The brand that has made the capsule concept its own is Nespresso, which claims it to be the freshest way of keeping coffee for espresso. Nespresso has developed a range of advanced machines called the Nespresso Gemini Generation. "We wanted to develop machines that would target the office market as well as hotels, restaurants and cafés," says Nespresso's international commercial director Mark Leenders. "We needed a look that was appealing and that could move the machines from the back of the restaurant to the front."

The newest competitor in capsules is Lavazza, which promotes itself as Italy's favourite coffee and has a foot in both camps. It now offers roast and ground coffee, pods, and has its own capsule system as well.

"For those who make very little espresso and already own an espresso machine and a grinder, I recommend that they only pour a very small amount of beans into the grinder. It is crucial that what is not going into the grinder goes into the fridge, and possibly in an airtight container, to keep it as fresh as possible," says Andre Fucci, head of training at Lavazza UK. "For those who own an espresso machine but don't have a grinder - don't buy one. Use pods."

Crucially, says Lavazza, there is a costing difference between ground coffee and capsules. "Lavazza Blue capsule systems are user-friendly, but the mark-up per cup will be lower as they are more expensive to produce. We say that it's better to earn less from serving a good cup than having the customers send it back."

Break-even point

This question of cost is taken up by the Metropolitan Coffee Company with the launch of its new WMF 1000, a bean-to-cup machine with integral water tank that uses fresh milk. "We provide this as a zero-to-hero solution for small usage," says the company's sales director, Angus McKenzie. "A site selling coffees at, say, £1.65 a cup, £1.40 net of VAT, will make profit net of ingredients of £1.20 per cup. So the break-even point with a great little machine would probably be from 68 days if you sell 30 a day to 408 days if you sell five a day."

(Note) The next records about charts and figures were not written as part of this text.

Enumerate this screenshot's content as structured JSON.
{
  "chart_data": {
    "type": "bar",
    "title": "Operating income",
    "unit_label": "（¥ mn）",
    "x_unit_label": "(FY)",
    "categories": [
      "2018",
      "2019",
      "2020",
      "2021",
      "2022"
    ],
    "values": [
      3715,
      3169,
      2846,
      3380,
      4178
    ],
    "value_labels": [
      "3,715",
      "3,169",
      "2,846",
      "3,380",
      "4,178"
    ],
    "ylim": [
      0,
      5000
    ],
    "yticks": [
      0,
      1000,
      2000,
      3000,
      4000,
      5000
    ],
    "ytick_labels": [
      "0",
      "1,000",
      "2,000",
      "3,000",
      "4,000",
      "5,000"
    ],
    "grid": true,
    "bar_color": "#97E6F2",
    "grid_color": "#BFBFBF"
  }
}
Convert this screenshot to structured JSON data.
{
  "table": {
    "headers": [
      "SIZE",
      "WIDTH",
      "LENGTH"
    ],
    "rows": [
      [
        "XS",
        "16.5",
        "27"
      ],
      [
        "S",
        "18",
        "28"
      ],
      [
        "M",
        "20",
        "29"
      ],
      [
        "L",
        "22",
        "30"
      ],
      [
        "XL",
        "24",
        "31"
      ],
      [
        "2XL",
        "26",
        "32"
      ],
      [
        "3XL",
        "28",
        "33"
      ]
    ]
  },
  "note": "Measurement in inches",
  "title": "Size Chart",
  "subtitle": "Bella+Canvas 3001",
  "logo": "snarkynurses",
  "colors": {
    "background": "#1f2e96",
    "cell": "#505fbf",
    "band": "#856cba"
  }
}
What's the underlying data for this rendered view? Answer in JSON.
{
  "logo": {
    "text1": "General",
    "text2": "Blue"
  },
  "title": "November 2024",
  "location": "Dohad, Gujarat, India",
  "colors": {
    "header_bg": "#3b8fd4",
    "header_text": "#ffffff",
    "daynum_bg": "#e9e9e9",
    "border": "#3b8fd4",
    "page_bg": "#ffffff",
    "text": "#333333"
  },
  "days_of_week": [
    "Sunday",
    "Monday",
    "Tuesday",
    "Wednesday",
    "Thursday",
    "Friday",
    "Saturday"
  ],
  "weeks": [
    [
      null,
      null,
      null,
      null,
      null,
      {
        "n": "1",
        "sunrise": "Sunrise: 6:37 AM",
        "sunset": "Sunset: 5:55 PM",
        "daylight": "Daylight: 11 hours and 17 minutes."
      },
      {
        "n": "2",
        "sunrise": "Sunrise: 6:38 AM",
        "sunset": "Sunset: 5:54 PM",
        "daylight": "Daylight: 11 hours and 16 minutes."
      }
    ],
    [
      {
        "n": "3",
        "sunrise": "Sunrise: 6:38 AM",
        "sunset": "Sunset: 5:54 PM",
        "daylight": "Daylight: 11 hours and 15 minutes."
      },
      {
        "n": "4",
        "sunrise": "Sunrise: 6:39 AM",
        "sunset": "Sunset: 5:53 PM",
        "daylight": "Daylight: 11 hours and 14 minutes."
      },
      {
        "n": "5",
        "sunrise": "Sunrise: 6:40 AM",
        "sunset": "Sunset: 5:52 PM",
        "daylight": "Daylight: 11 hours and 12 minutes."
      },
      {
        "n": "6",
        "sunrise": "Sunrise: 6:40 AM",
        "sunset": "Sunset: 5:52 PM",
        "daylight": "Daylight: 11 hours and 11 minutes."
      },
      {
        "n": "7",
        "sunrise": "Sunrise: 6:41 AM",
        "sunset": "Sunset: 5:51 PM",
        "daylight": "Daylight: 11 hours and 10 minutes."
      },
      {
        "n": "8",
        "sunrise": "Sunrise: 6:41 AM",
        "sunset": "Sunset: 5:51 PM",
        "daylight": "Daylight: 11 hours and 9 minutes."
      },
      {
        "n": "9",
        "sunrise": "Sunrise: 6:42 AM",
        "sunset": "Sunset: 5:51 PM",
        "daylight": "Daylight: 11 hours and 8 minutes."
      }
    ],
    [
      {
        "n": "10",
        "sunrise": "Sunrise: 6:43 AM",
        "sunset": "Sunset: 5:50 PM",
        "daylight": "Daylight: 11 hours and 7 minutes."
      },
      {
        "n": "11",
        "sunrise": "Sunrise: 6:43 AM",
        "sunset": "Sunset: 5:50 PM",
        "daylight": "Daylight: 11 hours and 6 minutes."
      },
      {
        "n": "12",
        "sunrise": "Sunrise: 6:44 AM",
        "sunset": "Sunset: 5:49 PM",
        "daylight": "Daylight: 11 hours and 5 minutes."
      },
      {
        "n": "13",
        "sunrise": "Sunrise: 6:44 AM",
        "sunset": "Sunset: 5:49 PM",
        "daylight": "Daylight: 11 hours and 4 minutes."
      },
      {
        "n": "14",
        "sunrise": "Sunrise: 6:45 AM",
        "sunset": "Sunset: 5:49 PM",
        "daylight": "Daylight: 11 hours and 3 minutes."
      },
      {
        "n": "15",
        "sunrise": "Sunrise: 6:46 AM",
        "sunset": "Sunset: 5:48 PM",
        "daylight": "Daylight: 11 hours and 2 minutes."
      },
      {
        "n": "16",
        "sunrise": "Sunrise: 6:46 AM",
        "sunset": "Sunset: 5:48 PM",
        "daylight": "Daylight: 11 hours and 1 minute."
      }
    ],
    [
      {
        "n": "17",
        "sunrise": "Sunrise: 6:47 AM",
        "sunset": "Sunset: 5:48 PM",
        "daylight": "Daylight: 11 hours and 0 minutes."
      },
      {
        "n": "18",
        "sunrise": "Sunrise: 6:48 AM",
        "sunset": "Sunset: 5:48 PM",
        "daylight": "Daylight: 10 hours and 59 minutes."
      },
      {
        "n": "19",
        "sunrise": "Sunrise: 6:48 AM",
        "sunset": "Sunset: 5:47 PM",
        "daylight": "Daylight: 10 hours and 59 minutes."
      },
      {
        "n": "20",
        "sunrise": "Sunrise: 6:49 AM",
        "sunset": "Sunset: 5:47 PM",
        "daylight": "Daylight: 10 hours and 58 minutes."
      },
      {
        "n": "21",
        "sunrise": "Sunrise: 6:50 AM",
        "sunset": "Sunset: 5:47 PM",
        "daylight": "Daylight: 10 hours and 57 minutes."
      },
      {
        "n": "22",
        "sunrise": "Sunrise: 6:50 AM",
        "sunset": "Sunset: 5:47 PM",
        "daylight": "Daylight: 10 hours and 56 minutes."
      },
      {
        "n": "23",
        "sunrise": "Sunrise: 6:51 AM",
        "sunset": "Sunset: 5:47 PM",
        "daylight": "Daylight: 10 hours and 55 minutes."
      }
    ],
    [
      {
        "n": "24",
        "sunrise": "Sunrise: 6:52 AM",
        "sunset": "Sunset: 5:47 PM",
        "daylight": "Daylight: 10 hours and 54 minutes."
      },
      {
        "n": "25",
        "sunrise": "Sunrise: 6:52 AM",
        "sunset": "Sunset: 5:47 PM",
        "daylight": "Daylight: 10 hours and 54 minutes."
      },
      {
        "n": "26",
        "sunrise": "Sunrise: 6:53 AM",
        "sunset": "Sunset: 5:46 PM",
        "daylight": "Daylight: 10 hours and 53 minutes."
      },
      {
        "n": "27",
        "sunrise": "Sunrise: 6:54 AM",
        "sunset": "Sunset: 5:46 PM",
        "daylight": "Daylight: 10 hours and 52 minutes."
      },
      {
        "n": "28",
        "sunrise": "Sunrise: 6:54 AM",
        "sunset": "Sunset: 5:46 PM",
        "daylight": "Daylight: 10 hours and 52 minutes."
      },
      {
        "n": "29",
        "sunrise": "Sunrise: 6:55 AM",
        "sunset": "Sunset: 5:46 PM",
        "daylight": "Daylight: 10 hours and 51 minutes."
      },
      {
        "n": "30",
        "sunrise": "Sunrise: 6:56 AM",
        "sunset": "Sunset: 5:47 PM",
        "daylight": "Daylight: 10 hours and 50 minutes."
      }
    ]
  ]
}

A unique solution is offered by Douwe Egberts, which says that the answer to freshness in small quantity is its Cafitesse system. This is a liquid coffee that has been brewed, condensed and frozen and is reformulated at the time of serving. There is a new Cafitesse 60 machine for daily output of about 50 cups.

The key, all espresso machine-makers agree, is that ignoring espresso coffee is no longer an option. As Paul Freeman, marketing manager at Douwe Egberts, comments: "Consumers' taste-buds have become accustomed to high-quality espresso-based coffee, and this is what they are demanding."

The question now is not whether good espresso can be served in small numbers - but which solution is most practical.